Security in Cloud Based Integration Solutions
Sindhu Gangadharan, Vice President, SAP
Journey to the Cloud
Katherine Krieger, Analyst, External Cloud Access Platform of Goldman Sachs
Cloud Security from the Inside
Brian Chess, Senior Vice President of Infrastructure and Security of NetSuite, Inc.
How exactly did Brian Chess end up at this cloud provider? He was originally involved in integrated circuit design, but was more interested in software. He liked the rigorous quality process that hardware was using, but discovered software people didn’t care. So – he started Fortify 🙂
Then he found that the top reason people were not moving to the cloud was concern over security – so, he moved into the cloud!
Again, keep in mind that the cloud provider’s priority are no the same as yours.
Security is really hard to measure. The difference between a secure system and a very insecure system can be whisker thin. This is a really hard problem. So much of this is about trust.
The largest risk here, like the financial industry, is from bad insiders. Insider problems.
Like banks, public cloud will need regulation – but we’ll always have to worry about the insider threat.
An Overview of DDOS Impact on Cloud Performance
Yasmine Kandissounon, Software Security Engineer of Rackspace
We all have to worry about distributed denial of service attacks – they are on the rise, and new types of targets are being attacked.34% more attacks in the first half of 2015 vs 2014, and the average attack size is increasing as well!
The bad guys want to make the systems crash, plane and simple. In the past, the attacker would use just one system to attack your system. But, they got smarter. They are taking control of systems and turning them into zombies, then they use these as botnets to do the attack. This increases their chances of doing the attack and makes it harder to track the real bad guy.

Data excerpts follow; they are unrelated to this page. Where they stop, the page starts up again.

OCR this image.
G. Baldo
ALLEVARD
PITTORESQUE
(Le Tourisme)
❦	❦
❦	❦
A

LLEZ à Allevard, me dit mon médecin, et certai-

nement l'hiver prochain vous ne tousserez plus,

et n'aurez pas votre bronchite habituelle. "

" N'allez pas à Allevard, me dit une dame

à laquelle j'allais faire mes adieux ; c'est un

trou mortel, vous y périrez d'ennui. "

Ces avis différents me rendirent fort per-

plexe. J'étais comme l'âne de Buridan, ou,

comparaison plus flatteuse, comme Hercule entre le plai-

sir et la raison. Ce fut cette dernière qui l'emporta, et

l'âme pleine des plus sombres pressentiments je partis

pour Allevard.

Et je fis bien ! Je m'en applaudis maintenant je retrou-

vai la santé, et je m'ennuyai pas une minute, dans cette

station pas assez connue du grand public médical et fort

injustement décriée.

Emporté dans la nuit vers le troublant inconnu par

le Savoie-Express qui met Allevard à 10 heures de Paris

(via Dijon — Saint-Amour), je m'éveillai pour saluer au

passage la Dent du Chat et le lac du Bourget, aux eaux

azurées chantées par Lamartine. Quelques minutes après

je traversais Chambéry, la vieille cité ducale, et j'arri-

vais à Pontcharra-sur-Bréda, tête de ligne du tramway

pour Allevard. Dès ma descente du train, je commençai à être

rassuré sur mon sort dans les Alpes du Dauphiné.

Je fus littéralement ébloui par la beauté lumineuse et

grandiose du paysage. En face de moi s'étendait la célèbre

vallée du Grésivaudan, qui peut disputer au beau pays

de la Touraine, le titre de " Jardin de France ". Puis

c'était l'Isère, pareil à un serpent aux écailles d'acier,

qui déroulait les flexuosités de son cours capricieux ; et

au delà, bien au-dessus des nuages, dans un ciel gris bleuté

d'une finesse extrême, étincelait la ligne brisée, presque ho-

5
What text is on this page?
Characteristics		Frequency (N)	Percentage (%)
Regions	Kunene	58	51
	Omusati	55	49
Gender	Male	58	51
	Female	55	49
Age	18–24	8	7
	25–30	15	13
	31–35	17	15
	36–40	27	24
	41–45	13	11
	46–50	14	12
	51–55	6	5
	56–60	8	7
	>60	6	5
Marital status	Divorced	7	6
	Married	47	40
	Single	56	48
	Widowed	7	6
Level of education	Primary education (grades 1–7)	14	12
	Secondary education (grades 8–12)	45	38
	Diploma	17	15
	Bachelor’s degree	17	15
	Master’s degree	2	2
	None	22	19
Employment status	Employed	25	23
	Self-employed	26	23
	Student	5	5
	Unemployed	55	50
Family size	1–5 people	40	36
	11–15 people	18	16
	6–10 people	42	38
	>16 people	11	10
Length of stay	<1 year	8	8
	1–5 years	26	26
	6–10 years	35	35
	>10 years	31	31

But why? Often, politics. For example, people were mad about a new law in Canada, so an attack was launched against them.
There are a few types of attacks. Protocol abuse, like ping-of-death, teardrop, smurf. There are flooding attacks, where they overwhelm the system. Application layer attacks – like encryption/decryption attacks, Http requests, DB queries. Finally, amplification attacks.
Now… bring in he cloud. Even with multi-tenant systems, if the cloud provider is attacked – all people using that service are impacted.
Protect yourself with
- Hardening: updates, patches, firewalls and access control lists and intrusion prevention systems.
- Packet filtering: deep packet inspection, blackholing and clean pipes
- Traffic routing: CDN (Content Delivery Network)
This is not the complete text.